So being on this trauma roller coaster, simply put, means being fully in it with the kids, and doing what we are responsible for doing as foster parents: riding that trauma roller coaster. It’s being there for them when they need you. And being there even when they say they don’t need you (but they probably do). It’s allowing them to attach to you, and you attach to them, regardless of whether or not they reunify or not. It’s rejoicing with them in their victories, and being there for them during their lowest lows. So clearly this is not the kind of roller coaster Jamie was talking about previously…it’s not the one to get off of. Yes, it can be difficult, and stressful, and highly emotional… But it’s what we’re called to do as foster parents.
If you’ve read my past posts, many of them talk about opportunities for connection with kiddos from hard places. It is, without a doubt, the first thing that needs to happen before they can begin to heal. It doesn’t mean they will totally heal…trauma never leaves completely, but it can diminish when there is one or more stable, secure, attached parents who are riding that roller coaster alongside them.
Here’s a visual for you, if that helps: we were at an amusement park just a couple months ago. My whole family loves roller coasters…like the big, big ones.
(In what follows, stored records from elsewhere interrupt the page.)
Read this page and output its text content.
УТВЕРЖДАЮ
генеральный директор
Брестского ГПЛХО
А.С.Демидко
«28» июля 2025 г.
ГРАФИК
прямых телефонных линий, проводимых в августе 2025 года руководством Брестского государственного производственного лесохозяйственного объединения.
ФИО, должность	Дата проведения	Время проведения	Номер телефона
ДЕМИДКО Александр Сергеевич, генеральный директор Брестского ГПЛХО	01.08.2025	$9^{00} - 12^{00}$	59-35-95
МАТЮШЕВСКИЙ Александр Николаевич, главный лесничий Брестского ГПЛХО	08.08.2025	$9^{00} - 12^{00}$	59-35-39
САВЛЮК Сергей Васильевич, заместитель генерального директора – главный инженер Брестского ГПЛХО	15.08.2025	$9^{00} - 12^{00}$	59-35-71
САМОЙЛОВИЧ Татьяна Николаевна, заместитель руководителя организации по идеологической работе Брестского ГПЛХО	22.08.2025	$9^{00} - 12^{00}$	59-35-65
But as we were in line for one of the rides, I saw a boy who looked to be 11 or 12, in line to ride in the front row, totally by himself. And I commented to my family that I would never want to do that…front row or honestly anywhere on a ride. I don’t love them so much that I would want to do it alone. In fact, it’s the opposite. For some reason, having people ride alongside me makes it exponentially better.
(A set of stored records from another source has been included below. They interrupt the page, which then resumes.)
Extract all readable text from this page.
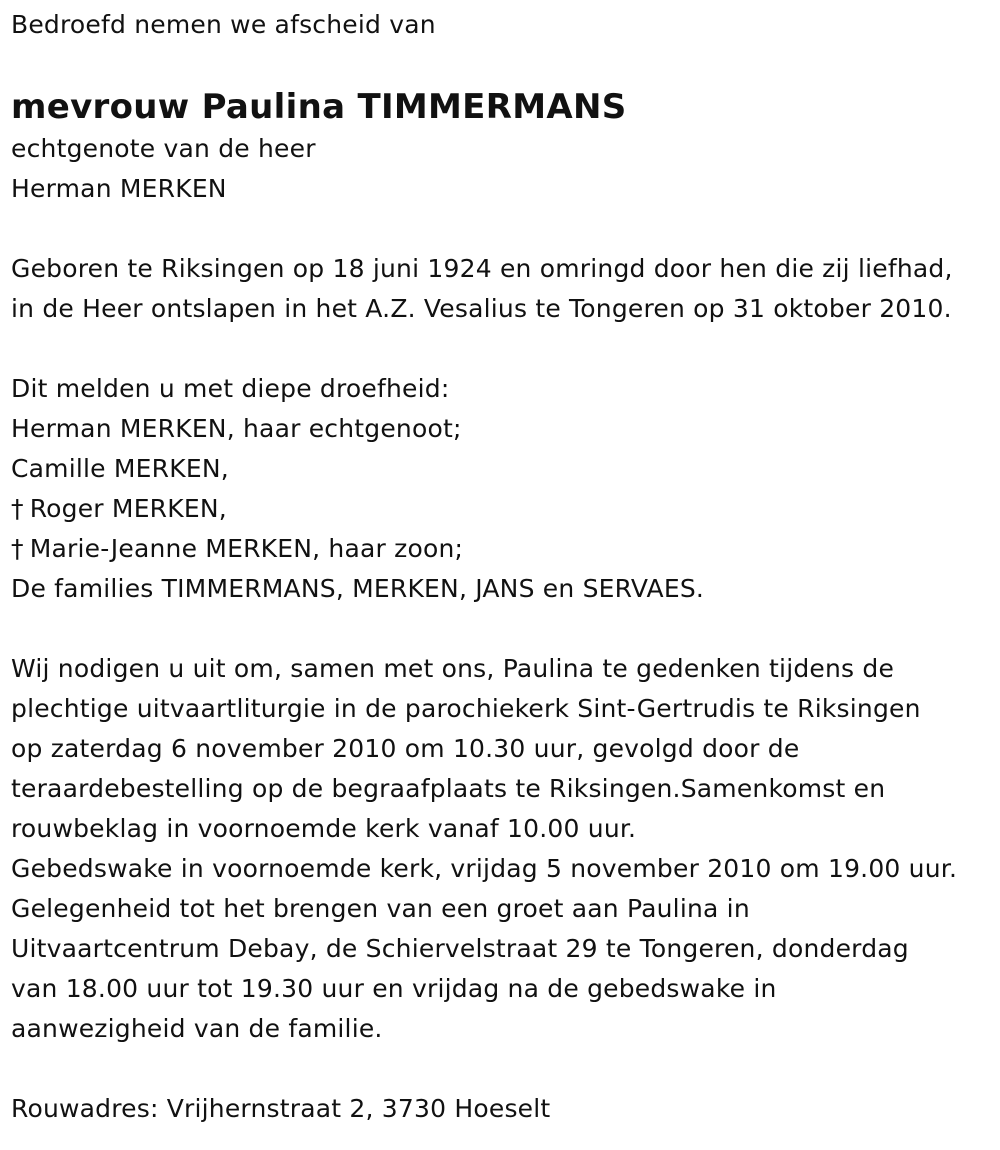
Bedroefd nemen we afscheid van
mevrouw Paulina TIMMERMANS
echtgenote van de heer
Herman MERKEN
Geboren te Riksingen op 18 juni 1924 en omringd door hen die zij liefhad,
in de Heer ontslapen in het A.Z. Vesalius te Tongeren op 31 oktober 2010.
Dit melden u met diepe droefheid:
Herman MERKEN, haar echtgenoot;
Camille MERKEN,
† Roger MERKEN,
† Marie-Jeanne MERKEN, haar zoon;
De families TIMMERMANS, MERKEN, JANS en SERVAES.
Wij nodigen u uit om, samen met ons, Paulina te gedenken tijdens de
plechtige uitvaartliturgie in de parochiekerk Sint-Gertrudis te Riksingen
op zaterdag 6 november 2010 om 10.30 uur, gevolgd door de
teraardebestelling op de begraafplaats te Riksingen.Samenkomst en
rouwbeklag in voornoemde kerk vanaf 10.00 uur.
Gebedswake in voornoemde kerk, vrijdag 5 november 2010 om 19.00 uur.
Gelegenheid tot het brengen van een groet aan Paulina in
Uitvaartcentrum Debay, de Schiervelstraat 29 te Tongeren, donderdag
van 18.00 uur tot 19.30 uur en vrijdag na de gebedswake in
aanwezigheid van de familie.
Rouwadres: Vrijhernstraat 2, 3730 Hoeselt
Now, in this analogy, I am in no way indicating that riding the trauma roller coaster is fun. It is not fun…ever. But I’m saying that the trauma roller coaster, and life in general, is going to be better when we share it with someone else. Sometimes it’s just the presence of a supportive person. They don’t even have to say or do anything; just be there.
I hope I haven’t muddied any waters for you about the roller coaster idea. There are definitely at least two different kinds of roller coasters in foster care: the emotional, wrapped up in every detail of the case kind like we discussed last time, and the roller coaster of trauma that kiddos have experienced, and the best way to help them is to actually get on that trauma roller coaster and ride it with them.